How did Chopin and Rilke and other artists who were frequently ill do what they did?
One little muscle strain and I’m the host, guest and star attraction of my own pity party.
How quickly I pull out the “not fair!/ Why me?/ Gimme a break!” script and proclaim it over and over to me, myself and I. As a supposed Zen practitioner, I’m supposed to accept all that comes my way with equanimity, stop giving the world the screenplay for my happiness and be disappointed when it fails to deliver. But in truth I’m grouchy as hell, even as I know that this too, shall pass and yes, I realize how much worse it could have been.

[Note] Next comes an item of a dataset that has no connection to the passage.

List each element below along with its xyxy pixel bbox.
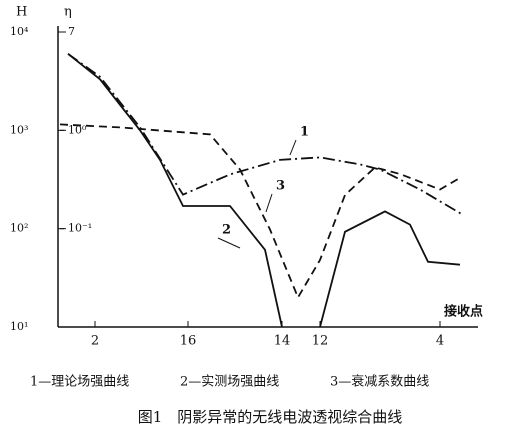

Fact of the matter is, it’s healing well, but it’s weird being so conscious of how I walk, like I’m figuring it out for the first time and every step is tentative and pre-rehearsed. A lot of the whole thing is in the muscles of my left calf, but a lot is also in my head and I suspect I’ll just reach a point where I’ll announce, “Game over” and just walk confidently and boldly as if it’s the most natural thing in the world. Which it is supposed to be. And hope my leg will concur.
And yes, I know you couldn’t care less about reading about such things, except for a little gloating that “glad it’s you and not me!” But writing is one of the tools to try to put experience in a larger context, seek out wider meanings (or create them) and thus, move through life’s curve balls with a bit more grace, dignity and acceptance.